Rebecca: "Since when did we start using real ammunition?"Phileas: "As you know, my dear cousin, you don't encounter blanks on missions for the British Secret Service."
- Generation Kill opens to an intense combat situation in the middle of a desert. The driver of one of the vehicles gets injured and the others are supposed to leave it behind and "get out of the killzone". Everyone it very intense, then it is all revealed to be a training exercise. Interesting because the exercise itself doesn't give a lot of characterization, but the debriefing scene directly after sets up character relationships and plot threads for the whole series.
- The Power Rangers Ninja Storm episode "There's No I in Team" opens with a holographic training simulation, which the Rangers fail at.
- Fleming: The Man Who Would Be Bond.
- Episode 3 opens with Ian Fleming prowling down a corridor at night, pistol at the ready. Suddenly an alarm sounds and bullets fly! Fleming races down the corridor, opens a metal canister and has to defuse the time bomb inside. He succeeds, then the lights come on to reveal he's at Camp X, the secret commando training area in Canada. Oh and while he successfully defused the bomb, he got shot while running down the corridor.
- Episode 4 opens with Fleming showing his Sassy Secretary his new fountain pen, which sprays Knockout Gas in her face. He then uses a Spy Cam hidden inside his cigarette lighter to photograph the documents on her table, placing the film inside a hollow golf ball. Has the creator of James Bond turned traitor? No, it's just a demonstration on the future of espionage for some American bigwigs. Except he really did knock out his secretary, who's not amused when she wakes up.
- An episode of The Equalizer has some gangsters beating up a youth. Turns out it's the initiation for their gang, in which the initiate shows he can put up with anything the police might dish out.
- Supernatural. The episode "Goodbye Stranger" has a nasty one where a brainwashed Castiel is shown apparently killing Dean Winchester, which doesn't get any less shocking after the Proscenium Reveal when we see he's in a warehouse full of murdered Dean simulations.

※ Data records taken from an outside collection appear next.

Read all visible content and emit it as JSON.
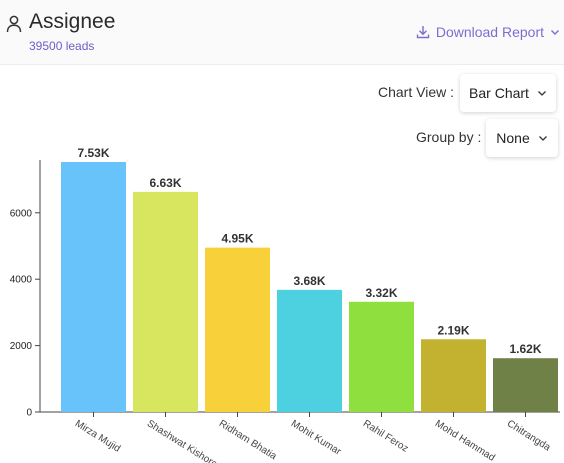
{
  "header": {
    "title": "Assignee",
    "subtitle": "39500 leads",
    "download_label": "Download Report",
    "user_icon": "user-icon",
    "download_icon": "download-icon",
    "accent_color": "#7a6fd0"
  },
  "controls": {
    "chart_view_label": "Chart View :",
    "chart_view_value": "Bar Chart",
    "group_by_label": "Group by :",
    "group_by_value": "None"
  },
  "chart_data": {
    "type": "bar",
    "categories": [
      "Mirza Mujid",
      "Shashwat Kishore",
      "Ridham Bhatia",
      "Mohit Kumar",
      "Rahil Feroz",
      "Mohd Hammad",
      "Chitrangda"
    ],
    "values": [
      7530,
      6630,
      4950,
      3680,
      3320,
      2190,
      1620
    ],
    "data_labels": [
      "7.53K",
      "6.63K",
      "4.95K",
      "3.68K",
      "3.32K",
      "2.19K",
      "1.62K"
    ],
    "colors": [
      "#69c3fb",
      "#d8e55e",
      "#f7d03a",
      "#4dd1e1",
      "#8fe03e",
      "#c2b22f",
      "#6f8147"
    ],
    "yticks": [
      0,
      2000,
      4000,
      6000
    ],
    "ylim": [
      0,
      7530
    ],
    "grid": false,
    "legend": "none"
  }
}
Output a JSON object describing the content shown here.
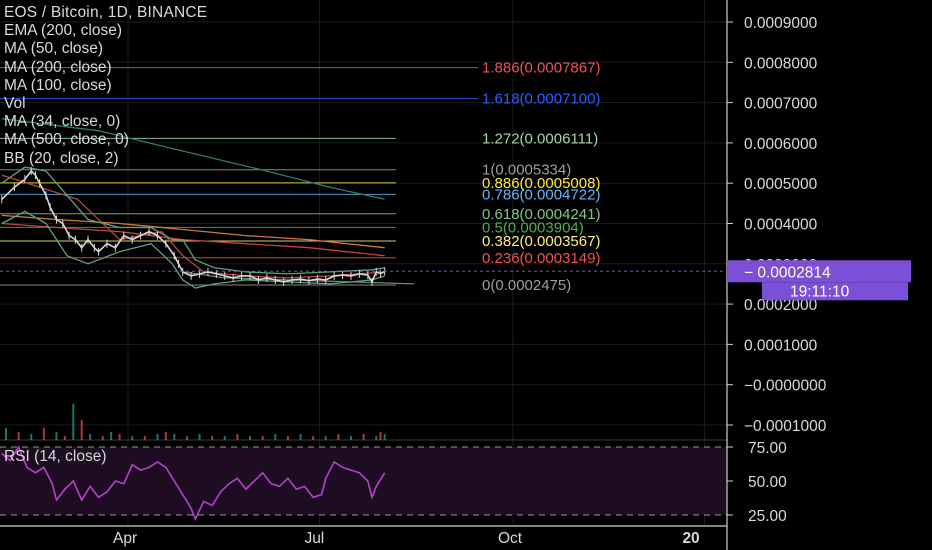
{
  "header": {
    "title": "EOS / Bitcoin, 1D, BINANCE",
    "indicators": [
      "EMA (200, close)",
      "MA (50, close)",
      "MA (200, close)",
      "MA (100, close)",
      "Vol",
      "MA (34, close, 0)",
      "MA (500, close, 0)",
      "BB (20, close, 2)"
    ]
  },
  "colors": {
    "background": "#000000",
    "grid": "#1b1b1b",
    "price_line": "#d9d9d9",
    "bb": "#5fa184",
    "ma_red": "#c2443e",
    "ma_orange": "#d37a3a",
    "ema_green": "#2f7d6a",
    "rsi_line": "#b542c9",
    "rsi_fill": "#1d0c22",
    "last_price_bg": "#7b4fd6"
  },
  "chart_data": {
    "type": "line",
    "title": "EOS / Bitcoin, 1D, BINANCE",
    "xlabel": "",
    "ylabel": "",
    "ylim": [
      -0.00014,
      0.00095
    ],
    "y_ticks": [
      "0.0009000",
      "0.0008000",
      "0.0007000",
      "0.0006000",
      "0.0005000",
      "0.0004000",
      "0.0003000",
      "0.0002000",
      "0.0001000",
      "−0.0000000",
      "−0.0001000"
    ],
    "y_tick_values": [
      0.0009,
      0.0008,
      0.0007,
      0.0006,
      0.0005,
      0.0004,
      0.0003,
      0.0002,
      0.0001,
      0.0,
      -0.0001
    ],
    "x_ticks": [
      "Apr",
      "Jul",
      "Oct",
      "20"
    ],
    "x_tick_days": [
      34,
      125,
      217,
      308
    ],
    "xlim_days": [
      -26,
      332
    ],
    "last_price": "0.0002814",
    "last_price_value": 0.0002814,
    "countdown": "19:11:10",
    "fib_levels": [
      {
        "label": "1.886(0.0007867)",
        "value": 0.0007867,
        "color": "#ef5350"
      },
      {
        "label": "1.618(0.0007100)",
        "value": 0.00071,
        "color": "#2962ff"
      },
      {
        "label": "1.272(0.0006111)",
        "value": 0.0006111,
        "color": "#a5d6a7"
      },
      {
        "label": "1(0.0005334)",
        "value": 0.0005334,
        "color": "#9e9e9e"
      },
      {
        "label": "0.886(0.0005008)",
        "value": 0.0005008,
        "color": "#ffeb3b"
      },
      {
        "label": "0.786(0.0004722)",
        "value": 0.0004722,
        "color": "#64b5f6"
      },
      {
        "label": "0.618(0.0004241)",
        "value": 0.0004241,
        "color": "#81c784"
      },
      {
        "label": "0.5(0.0003904)",
        "value": 0.0003904,
        "color": "#4caf50"
      },
      {
        "label": "0.382(0.0003567)",
        "value": 0.0003567,
        "color": "#fff176"
      },
      {
        "label": "0.236(0.0003149)",
        "value": 0.0003149,
        "color": "#ef5350"
      },
      {
        "label": "0(0.0002475)",
        "value": 0.0002475,
        "color": "#9e9e9e"
      }
    ],
    "price_series": {
      "x_days": [
        -26,
        -20,
        -15,
        -12,
        -10,
        -8,
        -5,
        -3,
        0,
        3,
        6,
        9,
        12,
        15,
        18,
        20,
        24,
        28,
        32,
        36,
        40,
        44,
        48,
        52,
        56,
        58,
        60,
        64,
        68,
        72,
        76,
        80,
        84,
        88,
        92,
        96,
        100,
        104,
        108,
        112,
        116,
        120,
        124,
        128,
        132,
        136,
        140,
        144,
        148,
        150,
        152,
        154,
        156
      ],
      "y": [
        0.00046,
        0.00049,
        0.00051,
        0.00053,
        0.00052,
        0.0005,
        0.00047,
        0.00044,
        0.00041,
        0.0004,
        0.00037,
        0.00036,
        0.00034,
        0.00036,
        0.00034,
        0.00033,
        0.00035,
        0.00034,
        0.00037,
        0.00036,
        0.00037,
        0.00038,
        0.00037,
        0.00035,
        0.00032,
        0.0003,
        0.00028,
        0.00027,
        0.000275,
        0.00028,
        0.000275,
        0.00027,
        0.000265,
        0.00027,
        0.00027,
        0.00026,
        0.000265,
        0.00026,
        0.000255,
        0.00026,
        0.000262,
        0.000258,
        0.000262,
        0.00026,
        0.00027,
        0.000272,
        0.00027,
        0.000275,
        0.000272,
        0.000255,
        0.00028,
        0.000275,
        0.0002814
      ]
    },
    "overlays": [
      {
        "x_days": [
          -26,
          0,
          30,
          60,
          90,
          120,
          156
        ],
        "y": [
          0.0004,
          0.00039,
          0.00038,
          0.00036,
          0.00035,
          0.00034,
          0.00032
        ],
        "color": "#c2443e"
      },
      {
        "x_days": [
          -26,
          0,
          30,
          60,
          90,
          120,
          156
        ],
        "y": [
          0.00042,
          0.00041,
          0.0004,
          0.000385,
          0.00037,
          0.00036,
          0.00034
        ],
        "color": "#d37a3a"
      },
      {
        "x_days": [
          -26,
          20,
          60,
          100,
          130,
          156
        ],
        "y": [
          0.00066,
          0.00063,
          0.00058,
          0.00053,
          0.00049,
          0.00046
        ],
        "color": "#2f7d6a"
      },
      {
        "x_days": [
          -26,
          10,
          30,
          50,
          60,
          70,
          90,
          110,
          130,
          156
        ],
        "y": [
          0.00052,
          0.00046,
          0.00036,
          0.00038,
          0.00032,
          0.00028,
          0.00027,
          0.000265,
          0.00027,
          0.00028
        ],
        "color": "#c2443e"
      },
      {
        "x_days": [
          60,
          80,
          110,
          140,
          170
        ],
        "y": [
          0.00028,
          0.000265,
          0.00026,
          0.000255,
          0.00025
        ],
        "color": "#6a8c7a"
      }
    ],
    "bb_upper": {
      "x_days": [
        -26,
        -15,
        -5,
        5,
        15,
        30,
        45,
        55,
        60,
        66,
        75,
        90,
        110,
        130,
        150,
        156
      ],
      "y": [
        0.0005,
        0.00054,
        0.00053,
        0.00047,
        0.00041,
        0.00039,
        0.00039,
        0.00036,
        0.00036,
        0.00031,
        0.00029,
        0.00028,
        0.000275,
        0.00028,
        0.000285,
        0.00029
      ]
    },
    "bb_lower": {
      "x_days": [
        -26,
        -15,
        -5,
        5,
        15,
        30,
        45,
        55,
        60,
        66,
        75,
        90,
        110,
        130,
        150,
        156
      ],
      "y": [
        0.0004,
        0.00043,
        0.0004,
        0.00032,
        0.0003,
        0.00033,
        0.00035,
        0.0003,
        0.00026,
        0.00024,
        0.00025,
        0.00026,
        0.000255,
        0.00025,
        0.00026,
        0.00027
      ]
    },
    "volume": {
      "x_days": [
        -24,
        -18,
        -12,
        -6,
        0,
        4,
        8,
        12,
        16,
        22,
        26,
        30,
        36,
        42,
        48,
        52,
        56,
        62,
        68,
        74,
        80,
        86,
        92,
        98,
        104,
        110,
        116,
        122,
        128,
        134,
        140,
        146,
        152,
        154,
        156
      ],
      "y": [
        3e-05,
        2e-05,
        1.5e-05,
        3e-05,
        2e-05,
        1e-05,
        9e-05,
        5e-05,
        1.5e-05,
        1e-05,
        2e-05,
        1.5e-05,
        1e-05,
        1e-05,
        1.5e-05,
        2e-05,
        1.5e-05,
        1e-05,
        1.5e-05,
        1e-05,
        1e-05,
        1.5e-05,
        1e-05,
        1e-05,
        1.5e-05,
        1e-05,
        1.5e-05,
        1e-05,
        1e-05,
        1.5e-05,
        1e-05,
        1.5e-05,
        1e-05,
        2e-05,
        1.5e-05
      ],
      "colors": [
        "#26a69a",
        "#ef5350"
      ]
    },
    "rsi": {
      "label": "RSI (14, close)",
      "ticks": [
        "75.00",
        "50.00",
        "25.00"
      ],
      "tick_values": [
        75,
        50,
        25
      ],
      "ylim": [
        18,
        82
      ],
      "x_days": [
        -26,
        -22,
        -18,
        -14,
        -10,
        -6,
        -2,
        0,
        4,
        8,
        12,
        16,
        20,
        24,
        28,
        32,
        36,
        40,
        44,
        48,
        52,
        56,
        60,
        64,
        66,
        70,
        74,
        78,
        82,
        86,
        90,
        94,
        98,
        102,
        106,
        110,
        114,
        118,
        122,
        126,
        128,
        132,
        136,
        140,
        144,
        148,
        150,
        152,
        156
      ],
      "y": [
        70,
        65,
        75,
        60,
        56,
        60,
        48,
        36,
        44,
        50,
        36,
        46,
        38,
        42,
        50,
        48,
        62,
        58,
        60,
        64,
        60,
        50,
        40,
        30,
        22,
        35,
        32,
        42,
        48,
        52,
        44,
        50,
        56,
        48,
        46,
        52,
        44,
        46,
        38,
        40,
        52,
        64,
        60,
        58,
        56,
        50,
        38,
        46,
        56
      ]
    }
  }
}
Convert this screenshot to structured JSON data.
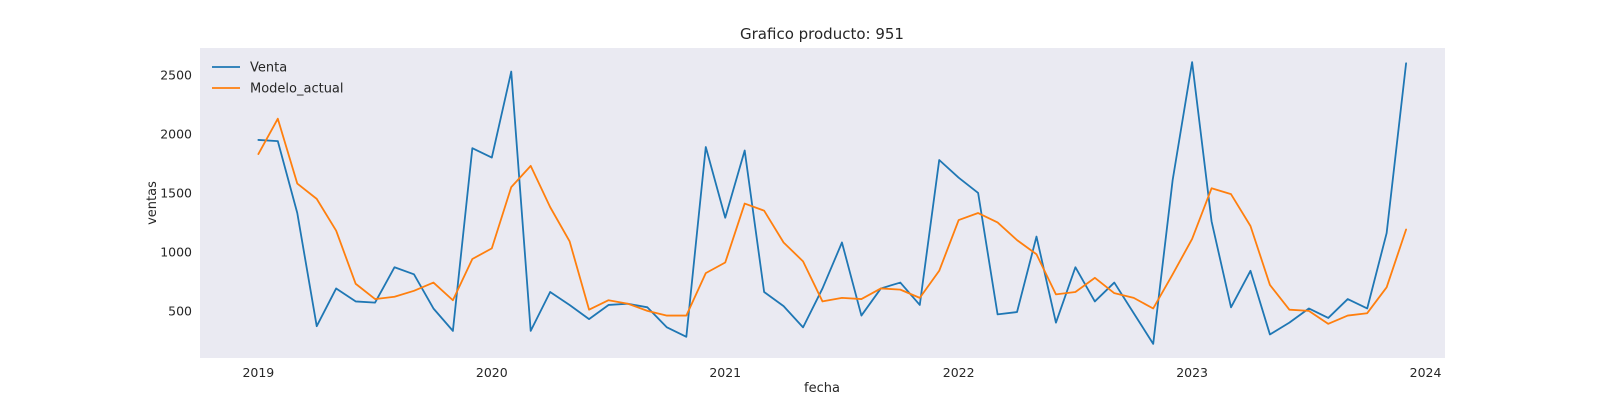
{
  "chart_data": {
    "type": "line",
    "title": "Grafico producto: 951",
    "xlabel": "fecha",
    "ylabel": "ventas",
    "x": [
      "2019-01",
      "2019-02",
      "2019-03",
      "2019-04",
      "2019-05",
      "2019-06",
      "2019-07",
      "2019-08",
      "2019-09",
      "2019-10",
      "2019-11",
      "2019-12",
      "2020-01",
      "2020-02",
      "2020-03",
      "2020-04",
      "2020-05",
      "2020-06",
      "2020-07",
      "2020-08",
      "2020-09",
      "2020-10",
      "2020-11",
      "2020-12",
      "2021-01",
      "2021-02",
      "2021-03",
      "2021-04",
      "2021-05",
      "2021-06",
      "2021-07",
      "2021-08",
      "2021-09",
      "2021-10",
      "2021-11",
      "2021-12",
      "2022-01",
      "2022-02",
      "2022-03",
      "2022-04",
      "2022-05",
      "2022-06",
      "2022-07",
      "2022-08",
      "2022-09",
      "2022-10",
      "2022-11",
      "2022-12",
      "2023-01",
      "2023-02",
      "2023-03",
      "2023-04",
      "2023-05",
      "2023-06",
      "2023-07",
      "2023-08",
      "2023-09",
      "2023-10",
      "2023-11",
      "2023-12"
    ],
    "series": [
      {
        "name": "Venta",
        "color": "#1f77b4",
        "values": [
          1950,
          1940,
          1330,
          370,
          690,
          580,
          570,
          870,
          810,
          520,
          330,
          1880,
          1800,
          2530,
          330,
          660,
          550,
          430,
          550,
          560,
          530,
          360,
          280,
          1890,
          1290,
          1860,
          660,
          540,
          360,
          690,
          1080,
          460,
          690,
          740,
          550,
          1780,
          1630,
          1500,
          470,
          490,
          1130,
          400,
          870,
          580,
          740,
          480,
          220,
          1610,
          2610,
          1260,
          530,
          840,
          300,
          400,
          520,
          440,
          600,
          520,
          1160,
          2600
        ]
      },
      {
        "name": "Modelo_actual",
        "color": "#ff7f0e",
        "values": [
          1830,
          2130,
          1580,
          1450,
          1180,
          730,
          600,
          620,
          670,
          740,
          590,
          940,
          1030,
          1550,
          1730,
          1380,
          1090,
          510,
          590,
          560,
          500,
          460,
          460,
          820,
          910,
          1410,
          1350,
          1080,
          920,
          580,
          610,
          600,
          690,
          680,
          610,
          840,
          1270,
          1330,
          1250,
          1100,
          980,
          640,
          660,
          780,
          650,
          610,
          520,
          810,
          1110,
          1540,
          1490,
          1220,
          720,
          510,
          500,
          390,
          460,
          480,
          700,
          1190
        ]
      }
    ],
    "x_ticks": [
      "2019",
      "2020",
      "2021",
      "2022",
      "2023",
      "2024"
    ],
    "y_ticks": [
      500,
      1000,
      1500,
      2000,
      2500
    ],
    "ylim": [
      100,
      2730
    ],
    "xlim": [
      "2018-10",
      "2024-02"
    ],
    "grid": false,
    "legend": "upper left",
    "plot_background": "#eaeaf2"
  }
}
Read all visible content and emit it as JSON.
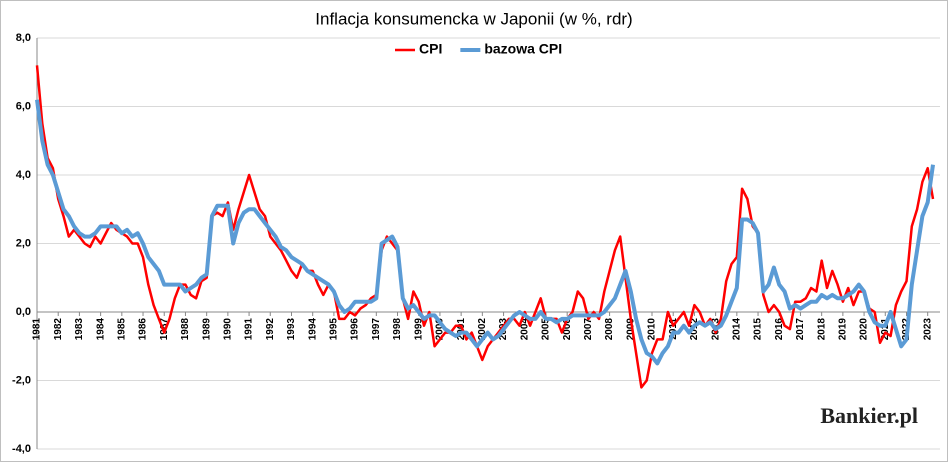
{
  "chart_data": {
    "type": "line",
    "title": "Inflacja konsumencka w Japonii (w %, rdr)",
    "watermark": "Bankier.pl",
    "categories": [
      "1981",
      null,
      null,
      null,
      "1982",
      null,
      null,
      null,
      "1983",
      null,
      null,
      null,
      "1984",
      null,
      null,
      null,
      "1985",
      null,
      null,
      null,
      "1986",
      null,
      null,
      null,
      "1987",
      null,
      null,
      null,
      "1988",
      null,
      null,
      null,
      "1989",
      null,
      null,
      null,
      "1990",
      null,
      null,
      null,
      "1991",
      null,
      null,
      null,
      "1992",
      null,
      null,
      null,
      "1993",
      null,
      null,
      null,
      "1994",
      null,
      null,
      null,
      "1995",
      null,
      null,
      null,
      "1996",
      null,
      null,
      null,
      "1997",
      null,
      null,
      null,
      "1998",
      null,
      null,
      null,
      "1999",
      null,
      null,
      null,
      "2000",
      null,
      null,
      null,
      "2001",
      null,
      null,
      null,
      "2002",
      null,
      null,
      null,
      "2003",
      null,
      null,
      null,
      "2004",
      null,
      null,
      null,
      "2005",
      null,
      null,
      null,
      "2006",
      null,
      null,
      null,
      "2007",
      null,
      null,
      null,
      "2008",
      null,
      null,
      null,
      "2009",
      null,
      null,
      null,
      "2010",
      null,
      null,
      null,
      "2011",
      null,
      null,
      null,
      "2012",
      null,
      null,
      null,
      "2013",
      null,
      null,
      null,
      "2014",
      null,
      null,
      null,
      "2015",
      null,
      null,
      null,
      "2016",
      null,
      null,
      null,
      "2017",
      null,
      null,
      null,
      "2018",
      null,
      null,
      null,
      "2019",
      null,
      null,
      null,
      "2020",
      null,
      null,
      null,
      "2021",
      null,
      null,
      null,
      "2022",
      null,
      null,
      null,
      "2023",
      null
    ],
    "series": [
      {
        "name": "CPI",
        "color": "#ff0000",
        "width": 2.5,
        "values": [
          7.2,
          5.5,
          4.5,
          4.2,
          3.3,
          2.8,
          2.2,
          2.4,
          2.2,
          2.0,
          1.9,
          2.2,
          2.0,
          2.3,
          2.6,
          2.4,
          2.3,
          2.2,
          2.0,
          2.0,
          1.6,
          0.8,
          0.2,
          -0.2,
          -0.6,
          -0.2,
          0.4,
          0.8,
          0.8,
          0.5,
          0.4,
          0.9,
          1.0,
          2.8,
          2.9,
          2.8,
          3.2,
          2.4,
          3.0,
          3.5,
          4.0,
          3.5,
          3.0,
          2.8,
          2.2,
          2.0,
          1.8,
          1.5,
          1.2,
          1.0,
          1.4,
          1.2,
          1.2,
          0.8,
          0.5,
          0.8,
          0.6,
          -0.2,
          -0.2,
          0.0,
          -0.1,
          0.1,
          0.2,
          0.4,
          0.5,
          1.8,
          2.2,
          2.0,
          1.8,
          0.4,
          -0.2,
          0.6,
          0.3,
          -0.4,
          0.0,
          -1.0,
          -0.8,
          -0.6,
          -0.6,
          -0.4,
          -0.4,
          -0.8,
          -0.6,
          -1.0,
          -1.4,
          -1.0,
          -0.8,
          -0.6,
          -0.4,
          -0.2,
          -0.2,
          -0.4,
          0.0,
          -0.4,
          0.0,
          0.4,
          -0.2,
          -0.2,
          -0.2,
          -0.6,
          -0.2,
          0.0,
          0.6,
          0.4,
          -0.2,
          0.0,
          -0.2,
          0.6,
          1.2,
          1.8,
          2.2,
          1.0,
          -0.2,
          -1.2,
          -2.2,
          -2.0,
          -1.2,
          -0.8,
          -0.8,
          0.0,
          -0.4,
          -0.2,
          0.0,
          -0.4,
          0.2,
          0.0,
          -0.4,
          -0.2,
          -0.6,
          -0.2,
          0.9,
          1.4,
          1.6,
          3.6,
          3.3,
          2.5,
          2.3,
          0.5,
          0.0,
          0.2,
          0.0,
          -0.4,
          -0.5,
          0.3,
          0.3,
          0.4,
          0.7,
          0.6,
          1.5,
          0.7,
          1.2,
          0.8,
          0.3,
          0.7,
          0.2,
          0.6,
          0.6,
          0.1,
          0.0,
          -0.9,
          -0.6,
          -0.7,
          0.2,
          0.6,
          0.9,
          2.5,
          3.0,
          3.8,
          4.2,
          3.3
        ]
      },
      {
        "name": "bazowa CPI",
        "color": "#5b9bd5",
        "width": 4,
        "values": [
          6.2,
          5.0,
          4.3,
          4.0,
          3.5,
          3.0,
          2.8,
          2.5,
          2.3,
          2.2,
          2.2,
          2.3,
          2.5,
          2.5,
          2.5,
          2.5,
          2.3,
          2.4,
          2.2,
          2.3,
          2.0,
          1.6,
          1.4,
          1.2,
          0.8,
          0.8,
          0.8,
          0.8,
          0.6,
          0.7,
          0.8,
          1.0,
          1.1,
          2.8,
          3.1,
          3.1,
          3.1,
          2.0,
          2.6,
          2.9,
          3.0,
          3.0,
          2.8,
          2.6,
          2.4,
          2.2,
          1.9,
          1.8,
          1.6,
          1.5,
          1.4,
          1.2,
          1.1,
          1.0,
          0.9,
          0.8,
          0.6,
          0.2,
          0.0,
          0.1,
          0.3,
          0.3,
          0.3,
          0.3,
          0.4,
          2.0,
          2.1,
          2.2,
          1.9,
          0.4,
          0.1,
          0.2,
          0.0,
          -0.2,
          -0.1,
          -0.1,
          -0.3,
          -0.5,
          -0.6,
          -0.7,
          -0.6,
          -0.6,
          -0.8,
          -1.0,
          -0.8,
          -0.6,
          -0.8,
          -0.7,
          -0.5,
          -0.3,
          -0.1,
          0.0,
          -0.1,
          -0.2,
          -0.2,
          0.0,
          -0.2,
          -0.2,
          -0.3,
          -0.2,
          -0.2,
          -0.1,
          -0.1,
          -0.1,
          -0.1,
          -0.1,
          -0.1,
          0.0,
          0.2,
          0.4,
          0.8,
          1.2,
          0.6,
          -0.2,
          -0.8,
          -1.2,
          -1.3,
          -1.5,
          -1.2,
          -1.0,
          -0.6,
          -0.6,
          -0.4,
          -0.6,
          -0.4,
          -0.3,
          -0.4,
          -0.3,
          -0.5,
          -0.4,
          -0.1,
          0.3,
          0.7,
          2.7,
          2.7,
          2.6,
          2.3,
          0.6,
          0.8,
          1.3,
          0.8,
          0.6,
          0.1,
          0.2,
          0.1,
          0.2,
          0.3,
          0.3,
          0.5,
          0.4,
          0.5,
          0.4,
          0.4,
          0.5,
          0.6,
          0.8,
          0.6,
          0.0,
          -0.3,
          -0.4,
          -0.4,
          0.0,
          -0.5,
          -1.0,
          -0.8,
          0.8,
          1.8,
          2.8,
          3.2,
          4.3
        ]
      }
    ],
    "ylim": [
      -4,
      8
    ],
    "yticks": [
      {
        "value": -4,
        "label": "-4,0"
      },
      {
        "value": -2,
        "label": "-2,0"
      },
      {
        "value": 0,
        "label": "0,0"
      },
      {
        "value": 2,
        "label": "2,0"
      },
      {
        "value": 4,
        "label": "4,0"
      },
      {
        "value": 6,
        "label": "6,0"
      },
      {
        "value": 8,
        "label": "8,0"
      }
    ],
    "grid": true
  }
}
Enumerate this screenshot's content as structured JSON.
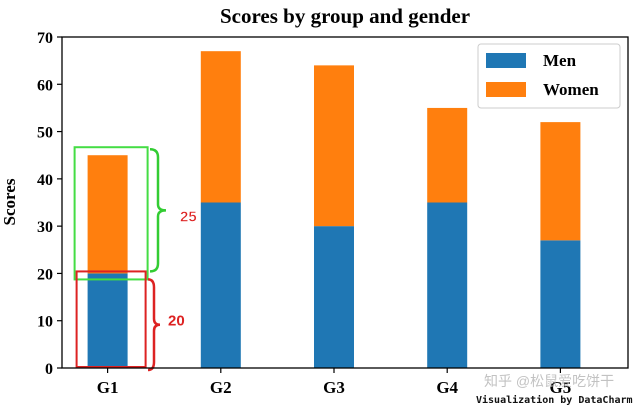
{
  "chart_data": {
    "type": "bar",
    "stacked": true,
    "title": "Scores by group and gender",
    "xlabel": "",
    "ylabel": "Scores",
    "categories": [
      "G1",
      "G2",
      "G3",
      "G4",
      "G5"
    ],
    "ylim": [
      0,
      70
    ],
    "yticks": [
      0,
      10,
      20,
      30,
      40,
      50,
      60,
      70
    ],
    "series": [
      {
        "name": "Men",
        "values": [
          20,
          35,
          30,
          35,
          27
        ],
        "color": "#1f77b4"
      },
      {
        "name": "Women",
        "values": [
          25,
          32,
          34,
          20,
          25
        ],
        "color": "#ff7f0e"
      }
    ],
    "legend_position": "top-right",
    "grid": false,
    "annotations": [
      {
        "label": "25",
        "target": "G1 Women segment",
        "color": "#22cc22"
      },
      {
        "label": "20",
        "target": "G1 Men segment",
        "color": "#dd2222"
      }
    ]
  },
  "footer": {
    "credit": "Visualization by DataCharm",
    "watermark": "知乎 @松鼠爱吃饼干"
  }
}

- Major Crimes: "Heart Failure" opens with the squad dealing with a hostage situation and storming the building. It ends with Provenza getting shot. It is then revealed that this is a live shooter training exercise (and that Provenza just cheated by shouting out advice to the squad after he was 'dead').
- Quite a few games with a first stage Justified Tutorial fit this trope.
- The training courses at the beginning of Modern Warfare and its sequel.
- Star Trek: Elite Force begins with this trope. Pre-mission narration tell us that an away team is on a Borg ship on a rescue mission. Only when the player-character gets impatient, shoots a terminal and kills the team in a fiery explosion do we cut to the Voyager holodeck where we are told it was all a test.
- Space Quest V: The Next Mutation starts with Roger in the command chair of a starship about to lose a battle. Everything then pauses, and Captain Raemes T. Quirk appears on the screen to yell at Roger for screwing around instead of taking his final exam at the StarCon Academy. The whole thing was an Unwinnable Training Simulation.
- Inevitably, the Whateley Universe has finally done this. The opening of "Ayla and the Birthday Brawl" has this scene in one of the holographic simulators, but it's the Vindicators who get the coverage, and the villain in the simulation turns out to be... Ayla, playing the 'red team' as part of a training exercise for a class.
- The Teenage Mutant Ninja Turtles do this often, with Splinter watching them sweat. Sometimes he's involved in the training too, and manages to kick all their shells. The 2012 series episode "Panic in the Sewers" starts with the Turtles taking on the Shredder and getting killed. It then turns out Splinter was having a nightmare.
- Batman: The Brave and the Bold "Duel Of The Double Crossers!" has Batman training The Outsiders in such a simulation.
- The Teen Titans cartoon, in an interesting variation, introduces the bad guys Mammoth, Gizmo, and Jinx this way.
- The Batman Beyond episode "Terry's Friend Dates a Robot" opens with him training against robotic versions of classic Batman villains.
- Defenders of the Earth did this several times.
- The Legion of Super-Heroes cartoon used this for the first season finale's cold open.
- An episode of Young Justice has one of these as the plot of the whole episode. The team (and therefore the viewer) doesn't know that it's fake due to the emotional distress of their psychic teammate.
- An episode of The Venture Bros. begins with the Monarch and his flunkies doing one of these, although a screw up cut the clip from the aired episode (although it's on the DVD and appeared on the online 'broadcast' version).
- Time Squad did this with a simulation where they were fighting an evil George Washington in their satellite.
- X-Men: Evolution had a love affair with this trope that even by the standards set by it's comic book counterpart. Season 2, especially with the New Mutants, who were mostly background characters, getting into antics in the B-plot revolving around using their powers for mundane activities (playing baseball, as mentioned above, was from this show... and was the second time it was done... they tried volleyball to similar issues). One instance even had Scott and Jean planning their escape from the horror that is.... teaching Kitty and testing her latest experiments in cooking.
- Archer begins with Archer screwing around in an Electric Torture training scenario. Used for a Brick Joke when Archer is in a real torture scenario and regrets not paying attention to his training.